New Policies & Legislation

Updates in Federal and State Legislation

Our team keeps a close eye on new legislation and changes to current policies in order to help give you a voice in the larger legislative process.

Federal

U.S Senate Majority Whip Dick Durbin (D-IL) and chairman of the Senate Judiciary Committee, Senator Chuck Grassley (R-IA), reintroduced three pieces of criminal justice reform legislation to further implement the First Step Act and advance its goals in April, 2023. The FSA, enacted in 2018, made some initial reforms of sentencing laws and prisoner reentry into society. Durbin and Grassley reintroduced the First Step Implementation Act, the Safer Detention Act, and the Terry Technical Correction Act. Senator Grassley’s Office describes the goals of each of these pieces of legislation as below:

First Step Implementation Act

The First Step Implementation Act would further the goals of the FSA by:

  1. Allowing courts to apply the FSA sentencing reform provisions to reduce sentences imposed prior to the enactment of the FSA;

  2. Broadening the safety valve provision to allow courts to sentence below a mandatory minimum for nonviolent controlled substance offenses, if the court finds the defendant’s criminal history over-represents the seriousness of the defendant’s criminal record and the likelihood of recidivism;

  3. Allowing courts to reduce sentences imposed on juvenile offenders who have served more than 20 years;

  4. Providing for the sealing or expungement of records of nonviolent juvenile offenses; and,

  5. Requiring the Attorney General to establish procedures ensuring that only accurate criminal records are shared for employment-related purposes.

Bill text is available here.

Safer Detention Act

The bipartisan Safer Detention Act of 2023 would reform the Elderly Home Detention Pilot Program and compassionate release from federal prisons. Specifically, the Safer Detention Act would reform the Elderly Home Detention Pilot Program and compassionate release by:

  1. Clarifying that the percentage of time served required for the Elderly Home Detention Pilot Program should be calculated based on an inmate’s sentence, including reductions for good conduct time credits;

  2. Expanding the eligibility criteria for the Elderly Home Detention Pilot Program to include nonviolent offenders who have served at least 50 percent of their terms of imprisonment;

  3. Clarifying that elderly nonviolent D.C. Code offenders in BOP custody are eligible for the Elderly Home Detention Pilot Program and that federal prisoners sentenced before November 1, 1987 are eligible for compassionate release; and,

  4. Subjecting elderly home detention eligibility decisions to judicial review (based on the First Step Act’s compassionate release provision).

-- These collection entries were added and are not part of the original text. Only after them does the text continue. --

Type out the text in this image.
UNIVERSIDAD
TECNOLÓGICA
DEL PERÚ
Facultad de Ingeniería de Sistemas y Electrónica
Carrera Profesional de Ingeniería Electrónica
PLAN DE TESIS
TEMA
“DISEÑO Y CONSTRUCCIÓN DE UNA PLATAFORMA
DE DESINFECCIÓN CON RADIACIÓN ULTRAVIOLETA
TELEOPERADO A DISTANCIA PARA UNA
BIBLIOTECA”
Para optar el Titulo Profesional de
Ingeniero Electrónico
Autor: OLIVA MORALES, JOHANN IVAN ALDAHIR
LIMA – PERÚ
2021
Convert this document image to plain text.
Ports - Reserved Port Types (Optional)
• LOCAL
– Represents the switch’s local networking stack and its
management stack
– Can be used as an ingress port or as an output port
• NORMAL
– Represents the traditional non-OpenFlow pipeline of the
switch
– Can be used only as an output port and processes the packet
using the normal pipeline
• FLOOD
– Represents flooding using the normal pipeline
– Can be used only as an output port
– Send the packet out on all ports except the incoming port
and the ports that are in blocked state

Bill text is available here.

Terry Technical Correction Act

The bipartisan Terry Technical Correction Act clarifies that all offenders who were sentenced for a crack cocaine offense before the Fair Sentencing Act of 2010 can apply for its retroactive application under Section 404 of the First Step Act, including individuals convicted of the lowest level crack offenses. Section 404 of the First Step Act allows crack cocaine offenders to request a sentence reduction pursuant to the Fair Sentencing Act. The Fair Sentencing Act, authored by Durbin, reduced the federal sentencing disparity between crack and powder cocaine from 100:1 to 18:1.

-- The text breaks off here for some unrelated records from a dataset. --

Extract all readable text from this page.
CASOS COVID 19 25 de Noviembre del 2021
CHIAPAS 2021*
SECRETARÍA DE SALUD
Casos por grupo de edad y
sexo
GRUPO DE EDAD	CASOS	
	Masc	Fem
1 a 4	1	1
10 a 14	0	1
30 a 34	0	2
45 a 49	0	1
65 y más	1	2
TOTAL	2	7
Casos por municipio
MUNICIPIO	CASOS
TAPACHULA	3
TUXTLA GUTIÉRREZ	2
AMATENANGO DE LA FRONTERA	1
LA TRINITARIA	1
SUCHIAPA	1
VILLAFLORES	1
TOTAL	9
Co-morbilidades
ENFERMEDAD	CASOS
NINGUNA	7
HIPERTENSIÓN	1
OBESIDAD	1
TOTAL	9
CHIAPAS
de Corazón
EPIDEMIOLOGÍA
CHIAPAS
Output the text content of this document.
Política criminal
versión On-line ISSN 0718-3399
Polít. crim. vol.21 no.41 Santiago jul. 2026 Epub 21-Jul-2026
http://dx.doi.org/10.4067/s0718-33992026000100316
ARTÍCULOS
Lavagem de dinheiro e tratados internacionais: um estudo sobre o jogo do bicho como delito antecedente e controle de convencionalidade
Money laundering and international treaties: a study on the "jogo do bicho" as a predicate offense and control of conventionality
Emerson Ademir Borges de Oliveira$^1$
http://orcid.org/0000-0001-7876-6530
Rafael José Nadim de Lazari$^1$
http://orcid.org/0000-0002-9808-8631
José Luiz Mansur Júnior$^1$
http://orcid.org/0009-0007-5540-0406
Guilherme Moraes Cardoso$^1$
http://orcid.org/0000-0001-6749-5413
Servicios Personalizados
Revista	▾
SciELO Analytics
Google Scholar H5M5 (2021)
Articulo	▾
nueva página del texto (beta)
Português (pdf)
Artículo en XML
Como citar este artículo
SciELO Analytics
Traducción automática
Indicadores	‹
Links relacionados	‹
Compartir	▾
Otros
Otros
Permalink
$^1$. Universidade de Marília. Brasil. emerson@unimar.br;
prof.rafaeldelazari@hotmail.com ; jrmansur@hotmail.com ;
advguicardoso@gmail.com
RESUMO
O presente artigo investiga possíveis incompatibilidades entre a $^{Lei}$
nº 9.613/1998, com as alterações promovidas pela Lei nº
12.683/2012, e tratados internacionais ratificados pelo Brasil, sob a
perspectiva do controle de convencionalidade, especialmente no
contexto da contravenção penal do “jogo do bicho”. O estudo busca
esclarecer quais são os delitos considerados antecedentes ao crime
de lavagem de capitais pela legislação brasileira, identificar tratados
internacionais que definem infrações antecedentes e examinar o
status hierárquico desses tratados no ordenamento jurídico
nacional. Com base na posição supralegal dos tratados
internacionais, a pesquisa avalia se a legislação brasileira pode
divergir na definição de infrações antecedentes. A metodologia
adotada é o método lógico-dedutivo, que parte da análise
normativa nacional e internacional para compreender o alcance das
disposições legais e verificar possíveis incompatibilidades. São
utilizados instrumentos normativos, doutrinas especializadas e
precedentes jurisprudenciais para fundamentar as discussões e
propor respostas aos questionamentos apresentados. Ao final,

Bill text is available here.

Iowa

No new legislation related to criminal justice reform was passed during Iowa’s 2023 legislative session.

Other States

While no new reforms occurred in Iowa in 2023, progress was made in other states, most notably voting rights were restored to those with felony convictions on probation or parole in Minnesota and New Mexico. According to the Sentencing Project, these two states restored voting rights to over 57,000 people. This barely makes a dent, however, in the over 4.6 million Americans the Sentencing Project said were prevented from voting in 2022.